The pathway to a successful 360 survey can take several different possible routes. Below are several options to consider as you plan your 360.
- How should the names of the feedback providers be gathered? We recommend that participants enter the names and email addresses of their feedback providers directly into the website, since this helps distribute the workload across all participants. Not only that, but using the website can increase the chances that email addresses are entered correctly, and that participants are aware of the number of raters that are required in each category. Alternatively, you could gather the names prior to the survey launch in an internal process using a spreadsheet or other document. However, this approach is not our recommended option—it requires more work on your side, and there is a greater possibility for incorrect information to come through.
- Do you want the lists of feedback providers to be reviewed by someone before the respondents are invited to give their feedback? Having the lists reviewed helps to ensure that there is a wide selection of feedback providers for each participant and that no one has “stacked the deck” to solicit feedback only from admirers. There can be either a centralized or distributed approach to this process. For example, an HR business partner might be the one to review all submitted lists in a centralized way. Alternatively, each participant might be asked to have a conversation with their manager to review the list and get the manager’s approval. This distributed approach has the benefit of sharing the workload, and it also helps managers feel more involved in the 360 process.

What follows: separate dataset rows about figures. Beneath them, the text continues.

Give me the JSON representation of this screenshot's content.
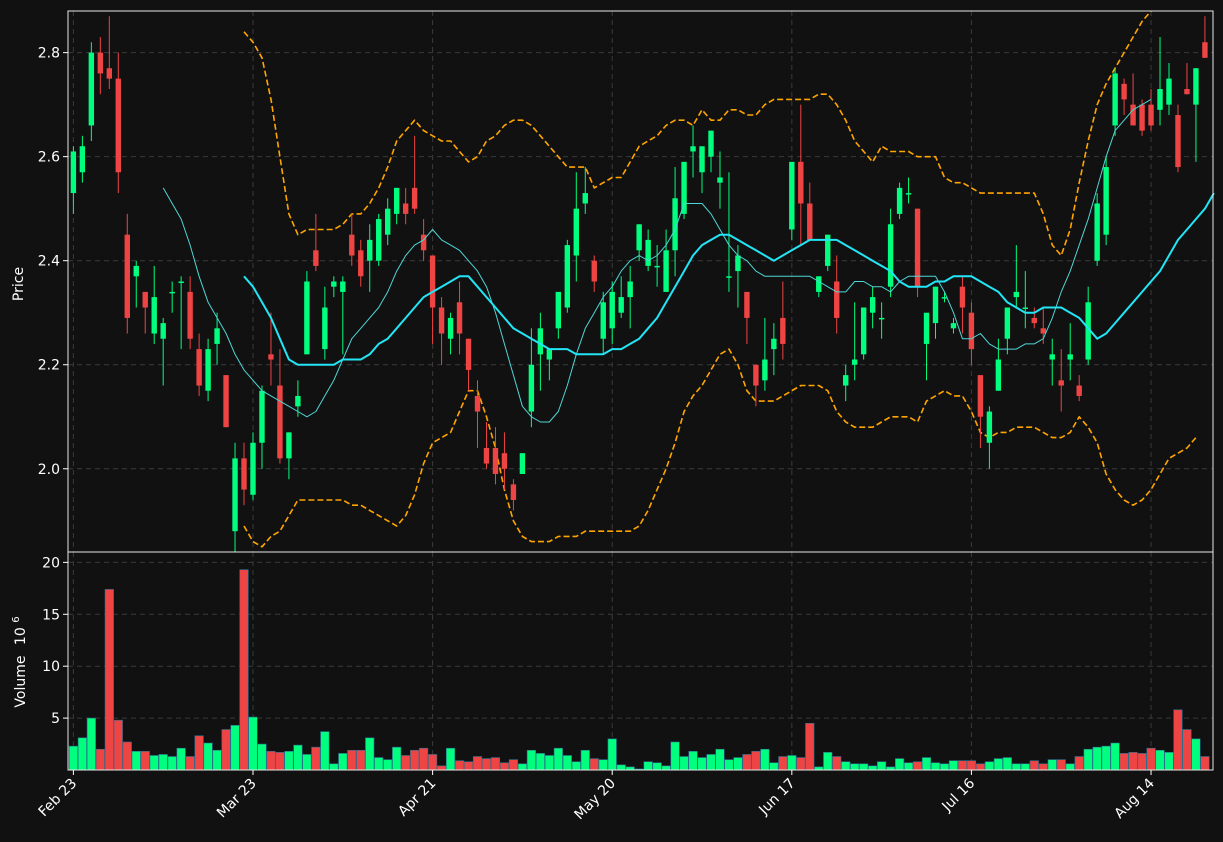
{
  "colors": {
    "background": "#111111",
    "up": "#00ff7f",
    "down": "#ef4444",
    "sma_long": "#22e5f5",
    "sma_short": "#4fd6d6",
    "bands": "#ffa500",
    "grid": "#3a3a3a"
  },
  "chart_data": {
    "type": "candlestick",
    "grid": true,
    "x_tick_labels": [
      "Feb 23",
      "Mar 23",
      "Apr 21",
      "May 20",
      "Jun 17",
      "Jul 16",
      "Aug 14"
    ],
    "x_tick_indices": [
      0,
      20,
      40,
      60,
      80,
      100,
      120
    ],
    "price_panel": {
      "ylabel": "Price",
      "ylim": [
        1.84,
        2.88
      ],
      "yticks": [
        "2.0",
        "2.2",
        "2.4",
        "2.6",
        "2.8"
      ]
    },
    "volume_panel": {
      "ylabel": "Volume",
      "ylabel_exponent": "10",
      "ylabel_exponent_power": "6",
      "ylim": [
        0,
        21.0
      ],
      "yticks": [
        "5",
        "10",
        "15",
        "20"
      ]
    },
    "ohlc": [
      [
        2.53,
        2.62,
        2.49,
        2.61
      ],
      [
        2.57,
        2.64,
        2.55,
        2.62
      ],
      [
        2.66,
        2.82,
        2.63,
        2.8
      ],
      [
        2.8,
        2.83,
        2.72,
        2.76
      ],
      [
        2.77,
        2.87,
        2.73,
        2.75
      ],
      [
        2.75,
        2.8,
        2.53,
        2.57
      ],
      [
        2.45,
        2.49,
        2.26,
        2.29
      ],
      [
        2.37,
        2.4,
        2.31,
        2.39
      ],
      [
        2.34,
        2.34,
        2.26,
        2.31
      ],
      [
        2.26,
        2.39,
        2.24,
        2.33
      ],
      [
        2.25,
        2.29,
        2.16,
        2.28
      ],
      [
        2.34,
        2.36,
        2.3,
        2.34
      ],
      [
        2.36,
        2.37,
        2.23,
        2.36
      ],
      [
        2.34,
        2.37,
        2.23,
        2.25
      ],
      [
        2.23,
        2.26,
        2.14,
        2.16
      ],
      [
        2.15,
        2.25,
        2.13,
        2.23
      ],
      [
        2.24,
        2.3,
        2.2,
        2.27
      ],
      [
        2.18,
        2.18,
        2.08,
        2.08
      ],
      [
        1.88,
        2.05,
        1.84,
        2.02
      ],
      [
        2.02,
        2.05,
        1.93,
        1.96
      ],
      [
        1.95,
        2.07,
        1.94,
        2.05
      ],
      [
        2.05,
        2.16,
        2.0,
        2.15
      ],
      [
        2.22,
        2.3,
        2.16,
        2.21
      ],
      [
        2.16,
        2.23,
        2.01,
        2.02
      ],
      [
        2.02,
        2.07,
        1.98,
        2.07
      ],
      [
        2.12,
        2.17,
        2.1,
        2.14
      ],
      [
        2.22,
        2.38,
        2.22,
        2.36
      ],
      [
        2.42,
        2.49,
        2.38,
        2.39
      ],
      [
        2.23,
        2.35,
        2.21,
        2.31
      ],
      [
        2.35,
        2.37,
        2.33,
        2.36
      ],
      [
        2.34,
        2.37,
        2.22,
        2.36
      ],
      [
        2.45,
        2.49,
        2.39,
        2.41
      ],
      [
        2.42,
        2.44,
        2.35,
        2.37
      ],
      [
        2.4,
        2.47,
        2.34,
        2.44
      ],
      [
        2.4,
        2.49,
        2.39,
        2.48
      ],
      [
        2.45,
        2.52,
        2.43,
        2.5
      ],
      [
        2.49,
        2.54,
        2.47,
        2.54
      ],
      [
        2.51,
        2.54,
        2.47,
        2.49
      ],
      [
        2.54,
        2.64,
        2.49,
        2.5
      ],
      [
        2.45,
        2.48,
        2.4,
        2.42
      ],
      [
        2.41,
        2.41,
        2.24,
        2.31
      ],
      [
        2.31,
        2.33,
        2.2,
        2.26
      ],
      [
        2.25,
        2.3,
        2.22,
        2.29
      ],
      [
        2.32,
        2.36,
        2.22,
        2.26
      ],
      [
        2.25,
        2.25,
        2.15,
        2.19
      ],
      [
        2.14,
        2.17,
        2.04,
        2.11
      ],
      [
        2.04,
        2.09,
        2.0,
        2.01
      ],
      [
        2.04,
        2.08,
        1.97,
        1.99
      ],
      [
        2.03,
        2.07,
        1.96,
        2.0
      ],
      [
        1.97,
        1.98,
        1.92,
        1.94
      ],
      [
        1.99,
        2.03,
        1.99,
        2.03
      ],
      [
        2.11,
        2.27,
        2.08,
        2.2
      ],
      [
        2.22,
        2.3,
        2.15,
        2.27
      ],
      [
        2.21,
        2.23,
        2.17,
        2.23
      ],
      [
        2.27,
        2.34,
        2.25,
        2.34
      ],
      [
        2.31,
        2.44,
        2.3,
        2.43
      ],
      [
        2.41,
        2.57,
        2.36,
        2.5
      ],
      [
        2.51,
        2.58,
        2.49,
        2.53
      ],
      [
        2.4,
        2.41,
        2.34,
        2.36
      ],
      [
        2.25,
        2.34,
        2.22,
        2.32
      ],
      [
        2.27,
        2.36,
        2.24,
        2.34
      ],
      [
        2.3,
        2.37,
        2.29,
        2.33
      ],
      [
        2.33,
        2.39,
        2.27,
        2.36
      ],
      [
        2.42,
        2.47,
        2.4,
        2.47
      ],
      [
        2.39,
        2.46,
        2.38,
        2.44
      ],
      [
        2.39,
        2.43,
        2.35,
        2.39
      ],
      [
        2.34,
        2.46,
        2.34,
        2.42
      ],
      [
        2.42,
        2.58,
        2.37,
        2.52
      ],
      [
        2.49,
        2.59,
        2.48,
        2.59
      ],
      [
        2.61,
        2.66,
        2.56,
        2.62
      ],
      [
        2.57,
        2.61,
        2.53,
        2.62
      ],
      [
        2.6,
        2.65,
        2.57,
        2.65
      ],
      [
        2.55,
        2.61,
        2.5,
        2.56
      ],
      [
        2.37,
        2.57,
        2.34,
        2.37
      ],
      [
        2.38,
        2.43,
        2.31,
        2.41
      ],
      [
        2.34,
        2.34,
        2.24,
        2.29
      ],
      [
        2.2,
        2.2,
        2.12,
        2.16
      ],
      [
        2.17,
        2.29,
        2.15,
        2.21
      ],
      [
        2.23,
        2.28,
        2.18,
        2.25
      ],
      [
        2.29,
        2.36,
        2.21,
        2.24
      ],
      [
        2.46,
        2.59,
        2.44,
        2.59
      ],
      [
        2.59,
        2.7,
        2.43,
        2.51
      ],
      [
        2.51,
        2.55,
        2.44,
        2.44
      ],
      [
        2.34,
        2.37,
        2.33,
        2.37
      ],
      [
        2.39,
        2.45,
        2.38,
        2.45
      ],
      [
        2.36,
        2.41,
        2.26,
        2.29
      ],
      [
        2.16,
        2.2,
        2.13,
        2.18
      ],
      [
        2.2,
        2.32,
        2.17,
        2.21
      ],
      [
        2.22,
        2.31,
        2.21,
        2.31
      ],
      [
        2.3,
        2.35,
        2.27,
        2.33
      ],
      [
        2.29,
        2.32,
        2.25,
        2.29
      ],
      [
        2.35,
        2.5,
        2.33,
        2.47
      ],
      [
        2.49,
        2.55,
        2.48,
        2.54
      ],
      [
        2.53,
        2.56,
        2.51,
        2.53
      ],
      [
        2.5,
        2.5,
        2.33,
        2.35
      ],
      [
        2.24,
        2.29,
        2.17,
        2.3
      ],
      [
        2.28,
        2.35,
        2.25,
        2.35
      ],
      [
        2.33,
        2.34,
        2.32,
        2.33
      ],
      [
        2.27,
        2.29,
        2.26,
        2.28
      ],
      [
        2.35,
        2.37,
        2.26,
        2.31
      ],
      [
        2.3,
        2.32,
        2.2,
        2.23
      ],
      [
        2.18,
        2.18,
        2.04,
        2.1
      ],
      [
        2.05,
        2.12,
        2.0,
        2.11
      ],
      [
        2.15,
        2.25,
        2.15,
        2.21
      ],
      [
        2.25,
        2.31,
        2.22,
        2.31
      ],
      [
        2.33,
        2.43,
        2.31,
        2.34
      ],
      [
        2.31,
        2.38,
        2.27,
        2.31
      ],
      [
        2.29,
        2.31,
        2.27,
        2.28
      ],
      [
        2.27,
        2.31,
        2.24,
        2.26
      ],
      [
        2.21,
        2.25,
        2.16,
        2.22
      ],
      [
        2.17,
        2.23,
        2.11,
        2.16
      ],
      [
        2.21,
        2.28,
        2.17,
        2.22
      ],
      [
        2.16,
        2.18,
        2.13,
        2.14
      ],
      [
        2.21,
        2.35,
        2.2,
        2.32
      ],
      [
        2.4,
        2.53,
        2.39,
        2.51
      ],
      [
        2.45,
        2.6,
        2.43,
        2.58
      ],
      [
        2.66,
        2.77,
        2.64,
        2.76
      ],
      [
        2.74,
        2.75,
        2.68,
        2.71
      ],
      [
        2.7,
        2.76,
        2.66,
        2.66
      ],
      [
        2.7,
        2.71,
        2.64,
        2.65
      ],
      [
        2.7,
        2.73,
        2.65,
        2.66
      ],
      [
        2.69,
        2.83,
        2.66,
        2.73
      ],
      [
        2.7,
        2.78,
        2.68,
        2.75
      ],
      [
        2.68,
        2.7,
        2.57,
        2.58
      ],
      [
        2.73,
        2.78,
        2.72,
        2.72
      ],
      [
        2.7,
        2.77,
        2.59,
        2.77
      ],
      [
        2.82,
        2.87,
        2.79,
        2.79
      ]
    ],
    "volume": [
      2.3,
      3.1,
      5.0,
      2.0,
      17.4,
      4.8,
      2.7,
      1.8,
      1.8,
      1.4,
      1.5,
      1.3,
      2.1,
      1.3,
      3.3,
      2.6,
      1.9,
      3.9,
      4.3,
      19.3,
      5.1,
      2.5,
      1.8,
      1.7,
      1.8,
      2.4,
      1.5,
      2.2,
      3.7,
      0.6,
      1.6,
      1.9,
      1.9,
      3.1,
      1.2,
      1.0,
      2.2,
      1.4,
      1.9,
      2.1,
      1.5,
      0.4,
      2.1,
      0.9,
      0.8,
      1.3,
      1.1,
      1.2,
      0.7,
      1.0,
      0.6,
      1.9,
      1.6,
      1.4,
      2.1,
      1.4,
      0.8,
      1.9,
      1.1,
      1.0,
      3.0,
      0.5,
      0.3,
      0.1,
      0.8,
      0.7,
      0.4,
      2.7,
      1.3,
      1.8,
      1.2,
      1.5,
      2.0,
      1.0,
      1.2,
      1.5,
      1.8,
      2.0,
      0.7,
      1.3,
      1.4,
      1.2,
      4.5,
      0.3,
      1.7,
      1.3,
      0.8,
      0.6,
      0.6,
      0.4,
      0.8,
      0.3,
      1.1,
      0.7,
      0.8,
      1.2,
      0.7,
      0.6,
      0.9,
      0.9,
      0.9,
      0.6,
      0.8,
      1.1,
      1.2,
      0.6,
      0.6,
      0.9,
      0.6,
      1.0,
      1.0,
      0.6,
      1.3,
      2.0,
      2.2,
      2.3,
      2.6,
      1.6,
      1.7,
      1.6,
      2.1,
      1.9,
      1.7,
      5.8,
      3.9,
      3.0,
      1.3
    ],
    "sma_short": [
      null,
      null,
      null,
      null,
      null,
      null,
      null,
      null,
      null,
      null,
      2.54,
      2.51,
      2.48,
      2.43,
      2.37,
      2.32,
      2.29,
      2.26,
      2.22,
      2.19,
      2.17,
      2.15,
      2.14,
      2.13,
      2.12,
      2.11,
      2.1,
      2.11,
      2.14,
      2.17,
      2.21,
      2.25,
      2.27,
      2.29,
      2.31,
      2.34,
      2.38,
      2.41,
      2.43,
      2.44,
      2.46,
      2.44,
      2.43,
      2.42,
      2.4,
      2.38,
      2.35,
      2.3,
      2.24,
      2.18,
      2.12,
      2.1,
      2.09,
      2.09,
      2.11,
      2.16,
      2.22,
      2.27,
      2.3,
      2.33,
      2.35,
      2.38,
      2.4,
      2.41,
      2.4,
      2.41,
      2.43,
      2.46,
      2.51,
      2.51,
      2.51,
      2.49,
      2.46,
      2.43,
      2.41,
      2.4,
      2.38,
      2.37,
      2.37,
      2.37,
      2.37,
      2.37,
      2.37,
      2.36,
      2.35,
      2.34,
      2.34,
      2.36,
      2.36,
      2.35,
      2.35,
      2.34,
      2.36,
      2.37,
      2.37,
      2.37,
      2.37,
      2.34,
      2.3,
      2.25,
      2.25,
      2.26,
      2.24,
      2.23,
      2.23,
      2.23,
      2.24,
      2.24,
      2.25,
      2.29,
      2.34,
      2.38,
      2.43,
      2.48,
      2.54,
      2.6,
      2.65,
      2.67,
      2.69,
      2.7,
      2.71
    ],
    "sma_long": [
      null,
      null,
      null,
      null,
      null,
      null,
      null,
      null,
      null,
      null,
      null,
      null,
      null,
      null,
      null,
      null,
      null,
      null,
      null,
      2.37,
      2.35,
      2.32,
      2.29,
      2.25,
      2.21,
      2.2,
      2.2,
      2.2,
      2.2,
      2.2,
      2.21,
      2.21,
      2.21,
      2.22,
      2.24,
      2.25,
      2.27,
      2.29,
      2.31,
      2.33,
      2.34,
      2.35,
      2.36,
      2.37,
      2.37,
      2.35,
      2.33,
      2.31,
      2.29,
      2.27,
      2.26,
      2.25,
      2.24,
      2.23,
      2.23,
      2.23,
      2.22,
      2.22,
      2.22,
      2.22,
      2.23,
      2.23,
      2.24,
      2.25,
      2.27,
      2.29,
      2.32,
      2.35,
      2.38,
      2.41,
      2.43,
      2.44,
      2.45,
      2.45,
      2.44,
      2.43,
      2.42,
      2.41,
      2.4,
      2.41,
      2.42,
      2.43,
      2.44,
      2.44,
      2.44,
      2.44,
      2.43,
      2.42,
      2.41,
      2.4,
      2.39,
      2.38,
      2.36,
      2.35,
      2.35,
      2.35,
      2.36,
      2.36,
      2.37,
      2.37,
      2.37,
      2.36,
      2.35,
      2.34,
      2.32,
      2.31,
      2.3,
      2.3,
      2.31,
      2.31,
      2.31,
      2.3,
      2.29,
      2.27,
      2.25,
      2.26,
      2.28,
      2.3,
      2.32,
      2.34,
      2.36,
      2.38,
      2.41,
      2.44,
      2.46,
      2.48,
      2.5,
      2.53
    ],
    "band_upper": [
      null,
      null,
      null,
      null,
      null,
      null,
      null,
      null,
      null,
      null,
      null,
      null,
      null,
      null,
      null,
      null,
      null,
      null,
      null,
      2.84,
      2.82,
      2.79,
      2.71,
      2.6,
      2.49,
      2.45,
      2.46,
      2.46,
      2.46,
      2.46,
      2.47,
      2.49,
      2.49,
      2.51,
      2.54,
      2.58,
      2.63,
      2.65,
      2.67,
      2.65,
      2.64,
      2.63,
      2.63,
      2.61,
      2.59,
      2.6,
      2.63,
      2.64,
      2.66,
      2.67,
      2.67,
      2.66,
      2.64,
      2.62,
      2.6,
      2.58,
      2.58,
      2.58,
      2.54,
      2.55,
      2.56,
      2.56,
      2.59,
      2.62,
      2.63,
      2.64,
      2.66,
      2.67,
      2.67,
      2.66,
      2.69,
      2.67,
      2.67,
      2.69,
      2.69,
      2.68,
      2.68,
      2.7,
      2.71,
      2.71,
      2.71,
      2.71,
      2.71,
      2.72,
      2.72,
      2.7,
      2.67,
      2.63,
      2.61,
      2.59,
      2.62,
      2.61,
      2.61,
      2.61,
      2.6,
      2.6,
      2.6,
      2.56,
      2.55,
      2.55,
      2.54,
      2.53,
      2.53,
      2.53,
      2.53,
      2.53,
      2.53,
      2.53,
      2.49,
      2.43,
      2.41,
      2.46,
      2.55,
      2.63,
      2.7,
      2.74,
      2.77,
      2.8,
      2.83,
      2.86,
      2.88
    ],
    "band_lower": [
      null,
      null,
      null,
      null,
      null,
      null,
      null,
      null,
      null,
      null,
      null,
      null,
      null,
      null,
      null,
      null,
      null,
      null,
      null,
      1.89,
      1.86,
      1.85,
      1.87,
      1.88,
      1.91,
      1.94,
      1.94,
      1.94,
      1.94,
      1.94,
      1.94,
      1.93,
      1.93,
      1.92,
      1.91,
      1.9,
      1.89,
      1.91,
      1.95,
      2.01,
      2.05,
      2.06,
      2.07,
      2.11,
      2.15,
      2.15,
      2.1,
      2.04,
      1.96,
      1.9,
      1.87,
      1.86,
      1.86,
      1.86,
      1.87,
      1.87,
      1.87,
      1.88,
      1.88,
      1.88,
      1.88,
      1.88,
      1.88,
      1.89,
      1.92,
      1.96,
      2.0,
      2.05,
      2.11,
      2.14,
      2.16,
      2.19,
      2.22,
      2.23,
      2.2,
      2.15,
      2.13,
      2.13,
      2.13,
      2.14,
      2.15,
      2.16,
      2.16,
      2.16,
      2.15,
      2.11,
      2.09,
      2.08,
      2.08,
      2.08,
      2.09,
      2.1,
      2.1,
      2.1,
      2.09,
      2.13,
      2.14,
      2.15,
      2.14,
      2.14,
      2.11,
      2.07,
      2.06,
      2.07,
      2.07,
      2.08,
      2.08,
      2.08,
      2.07,
      2.06,
      2.06,
      2.07,
      2.1,
      2.08,
      2.05,
      1.99,
      1.96,
      1.94,
      1.93,
      1.94,
      1.96,
      1.99,
      2.02,
      2.03,
      2.04,
      2.06
    ]
  }
}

Post-survey Conversations and Follow-up
Once the survey has finished and participants have received their feedback reports, it is important to continue the feedback conversation. This can be done through a series of “nudges” to help them over a period of weeks and months after the survey closes.
Another important part of the process is to conduct a follow-up survey. This is a lightweight survey, conducted 7-9 months after the first survey, which typically focuses on just a handful of items that the participant has been working on.
The Smooth, Efficient Process
By taking the time to plan out your 360-degree feedback process, you will ensure that your participants and their feedback providers have a smooth experience that will not be too much of a burden on any single individual. The participants will receive feedback that they can act on as they work to become better professionals, and you will be on your way to a better company!